Это серьезно. Это более чем серьезно. Это так серьезно, что дальше ехать некуда. Боярин - ладно. А вот Знахарь… Под ним уже половина русских в Америке, после его приезда начались непонятные и неприятные дела и посыпались трупы - Алекс, Крендель, Геринг, Берендей… И каждый раз после смерти очередного авторитета его хозяйство переходило к Знахарю.
И теперь, когда к Знахарю присоединился Боярин, будущее Марафета оказалось под угрозой. Марафет понимал, что этот неожиданный для него союз двух сильных и богатых людей вовсе не грозил ему риском оказаться на улице и рыться в мусорных ящиках, но… Положение подчиненного совершенно не устраивало Марафета, а кроме того, кто этого Знахаря знает, может быть, он решит для надежности грохнуть Марафета, да и дело с концом. Он же не чикался ни с Герингом, ни с Берендеем, а чем Марафет лучше этих уже мертвых людей?

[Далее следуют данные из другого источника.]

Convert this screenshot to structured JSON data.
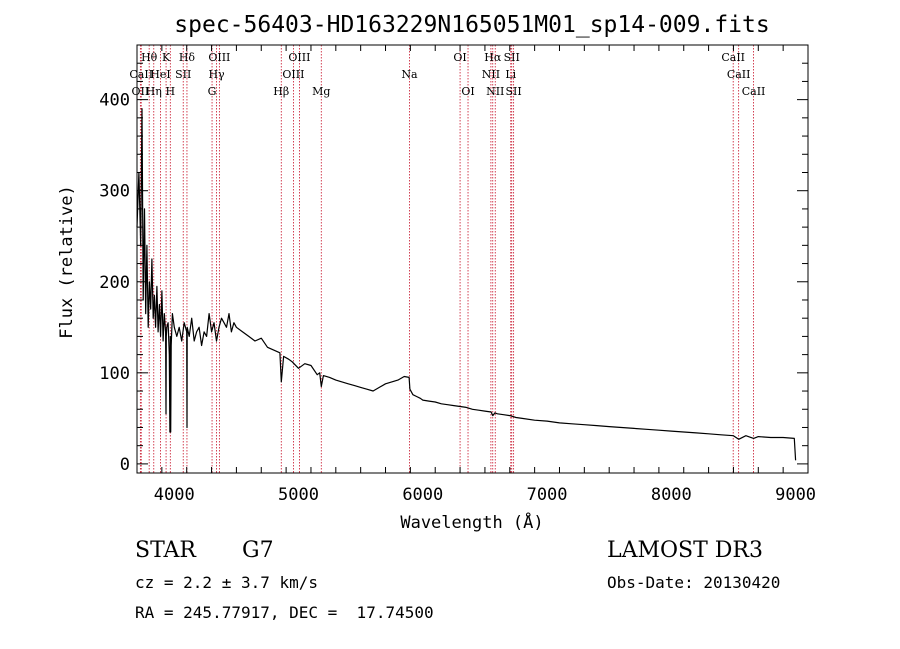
{
  "chart_data": {
    "type": "line",
    "title": "spec-56403-HD163229N165051M01_sp14-009.fits",
    "xlabel": "Wavelength (Å)",
    "ylabel": "Flux (relative)",
    "xlim": [
      3700,
      9100
    ],
    "ylim": [
      -10,
      460
    ],
    "xticks": [
      4000,
      5000,
      6000,
      7000,
      8000,
      9000
    ],
    "yticks": [
      0,
      100,
      200,
      300,
      400
    ],
    "colors": {
      "spectrum": "#000000",
      "lines": "#c8142b",
      "axes": "#000000"
    },
    "series": [
      {
        "name": "flux",
        "x": [
          3700,
          3715,
          3730,
          3740,
          3750,
          3760,
          3770,
          3780,
          3790,
          3800,
          3810,
          3820,
          3830,
          3840,
          3850,
          3860,
          3870,
          3880,
          3890,
          3900,
          3910,
          3920,
          3930,
          3933,
          3936,
          3940,
          3950,
          3960,
          3965,
          3968,
          3971,
          3975,
          3985,
          4000,
          4020,
          4040,
          4060,
          4080,
          4100,
          4102,
          4104,
          4120,
          4140,
          4160,
          4180,
          4200,
          4220,
          4240,
          4260,
          4280,
          4300,
          4320,
          4340,
          4360,
          4380,
          4400,
          4420,
          4440,
          4460,
          4480,
          4500,
          4550,
          4600,
          4650,
          4700,
          4750,
          4800,
          4850,
          4861,
          4880,
          4920,
          4950,
          5000,
          5050,
          5100,
          5150,
          5170,
          5183,
          5200,
          5250,
          5300,
          5350,
          5400,
          5450,
          5500,
          5550,
          5600,
          5650,
          5700,
          5750,
          5800,
          5850,
          5890,
          5896,
          5920,
          5950,
          5980,
          6000,
          6050,
          6100,
          6150,
          6200,
          6250,
          6300,
          6350,
          6400,
          6450,
          6500,
          6550,
          6563,
          6580,
          6600,
          6650,
          6700,
          6750,
          6800,
          6900,
          7000,
          7100,
          7200,
          7300,
          7400,
          7500,
          7600,
          7700,
          7800,
          7900,
          8000,
          8100,
          8200,
          8300,
          8400,
          8500,
          8542,
          8600,
          8662,
          8700,
          8800,
          8900,
          8990,
          9000
        ],
        "values": [
          260,
          320,
          240,
          390,
          180,
          280,
          165,
          240,
          150,
          200,
          170,
          225,
          160,
          185,
          150,
          195,
          145,
          175,
          140,
          190,
          135,
          165,
          145,
          55,
          140,
          150,
          155,
          120,
          35,
          140,
          35,
          130,
          165,
          150,
          140,
          150,
          135,
          155,
          145,
          40,
          150,
          140,
          160,
          135,
          145,
          150,
          130,
          145,
          140,
          165,
          145,
          155,
          135,
          150,
          160,
          155,
          150,
          165,
          145,
          155,
          150,
          145,
          140,
          135,
          138,
          128,
          125,
          122,
          90,
          118,
          115,
          112,
          105,
          110,
          108,
          98,
          100,
          85,
          97,
          95,
          92,
          90,
          88,
          86,
          84,
          82,
          80,
          84,
          88,
          90,
          92,
          96,
          95,
          82,
          76,
          74,
          72,
          70,
          69,
          68,
          66,
          65,
          64,
          63,
          62,
          60,
          59,
          58,
          57,
          53,
          56,
          55,
          54,
          53,
          51,
          50,
          48,
          47,
          45,
          44,
          43,
          42,
          41,
          40,
          39,
          38,
          37,
          36,
          35,
          34,
          33,
          32,
          31,
          27,
          31,
          28,
          30,
          29,
          29,
          28,
          4
        ]
      }
    ],
    "spectral_lines": [
      {
        "label": "Hθ",
        "wavelength": 3798,
        "row": 1
      },
      {
        "label": "CaII",
        "wavelength": 3734,
        "row": 2
      },
      {
        "label": "OII",
        "wavelength": 3727,
        "row": 3
      },
      {
        "label": "Hη",
        "wavelength": 3835,
        "row": 3
      },
      {
        "label": "HeI",
        "wavelength": 3889,
        "row": 2
      },
      {
        "label": "K",
        "wavelength": 3934,
        "row": 1
      },
      {
        "label": "SII",
        "wavelength": 4072,
        "row": 2
      },
      {
        "label": "H",
        "wavelength": 3968,
        "row": 3
      },
      {
        "label": "Hδ",
        "wavelength": 4102,
        "row": 1
      },
      {
        "label": "OIII",
        "wavelength": 4363,
        "row": 1
      },
      {
        "label": "Hγ",
        "wavelength": 4340,
        "row": 2
      },
      {
        "label": "G",
        "wavelength": 4304,
        "row": 3
      },
      {
        "label": "Hβ",
        "wavelength": 4861,
        "row": 3
      },
      {
        "label": "OIII",
        "wavelength": 5007,
        "row": 1
      },
      {
        "label": "OIII",
        "wavelength": 4959,
        "row": 2
      },
      {
        "label": "Mg",
        "wavelength": 5183,
        "row": 3
      },
      {
        "label": "Na",
        "wavelength": 5893,
        "row": 2
      },
      {
        "label": "OI",
        "wavelength": 6300,
        "row": 1
      },
      {
        "label": "OI",
        "wavelength": 6364,
        "row": 3
      },
      {
        "label": "Hα",
        "wavelength": 6563,
        "row": 1
      },
      {
        "label": "SII",
        "wavelength": 6716,
        "row": 1
      },
      {
        "label": "NII",
        "wavelength": 6548,
        "row": 2
      },
      {
        "label": "Li",
        "wavelength": 6708,
        "row": 2
      },
      {
        "label": "NII",
        "wavelength": 6583,
        "row": 3
      },
      {
        "label": "SII",
        "wavelength": 6731,
        "row": 3
      },
      {
        "label": "CaII",
        "wavelength": 8498,
        "row": 1
      },
      {
        "label": "CaII",
        "wavelength": 8542,
        "row": 2
      },
      {
        "label": "CaII",
        "wavelength": 8662,
        "row": 3
      }
    ]
  },
  "info": {
    "object_class": "STAR",
    "subclass": "G7",
    "redshift": "cz = 2.2 ± 3.7 km/s",
    "coordinates": "RA = 245.77917, DEC =  17.74500",
    "survey": "LAMOST DR3",
    "obs_date": "Obs-Date: 20130420"
  }
}
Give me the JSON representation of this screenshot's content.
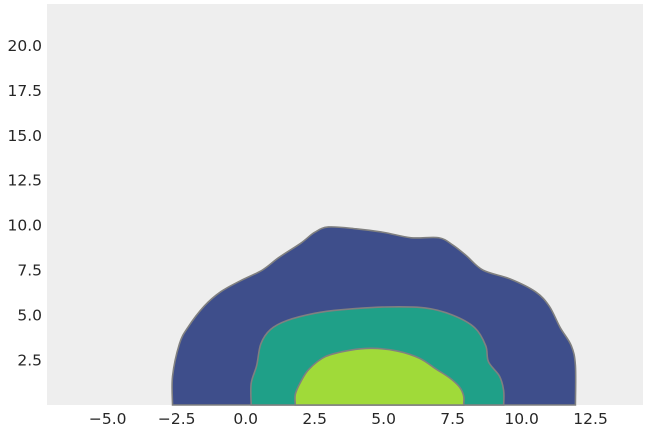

Дела, подумал Марафет, дела…
Он посмотрел на Маргариту новыми глазами.
Во- первых, было совершенно очевидно, что она его не боится. Во-вторых, в ее глазах прыгали какие-то непонятные огоньки, и Марафету показалось, что она даже получает удовольствие от ситуации. А кроме того, он понял, что был на волосок от гибели. Если бы он начал калечить ее, то Знахарь…
- Говоришь, работаешь на Знахаря… Это значит… Блядь, это очень плохо!
- Конечно, плохо, - согласилась Маргарита. Марафет помолчал, потом на его лице отразилась решимость, и он, глядя Маргарите в глаза, сказал:
- Понятно. Все понятно. Я оказался в капкане. А ты знаешь ли, красотка, что загонять зверя в угол нельзя? Что он может потерять страх и броситься?
Маргарита кивнула.
- Ну вот и хорошо, раз знаешь. И я сейчас нахожусь как раз в таком положении. И дальше будет происходить следующее.
Марафет с силой потер ладонями лицо и, снова посмотрев на Маргариту, сказал:
- Теперь ты будешь у меня заложницей. Если такая баба, как ты, работает со Знахарем, значит - это его баба. Иначе и быть не может. Это очень хорошо. Это значит, что ты ему дорога. Я буду договариваться со Знахарем, и я не позволю разменять себя, как пешку. Если мы со Знахарем не договоримся, с тобой произойдет все то, о чем я только что говорил. Бля буду! И я не посмотрю на то, какая ты красивая да изящная, какая ты умная и какой у тебя высокий полет. Я изуродую тебя, как бог черепаху, и отпущу. И весь остаток жизни ты будешь корчиться, как раздавленная лягушка. Ты мне веришь?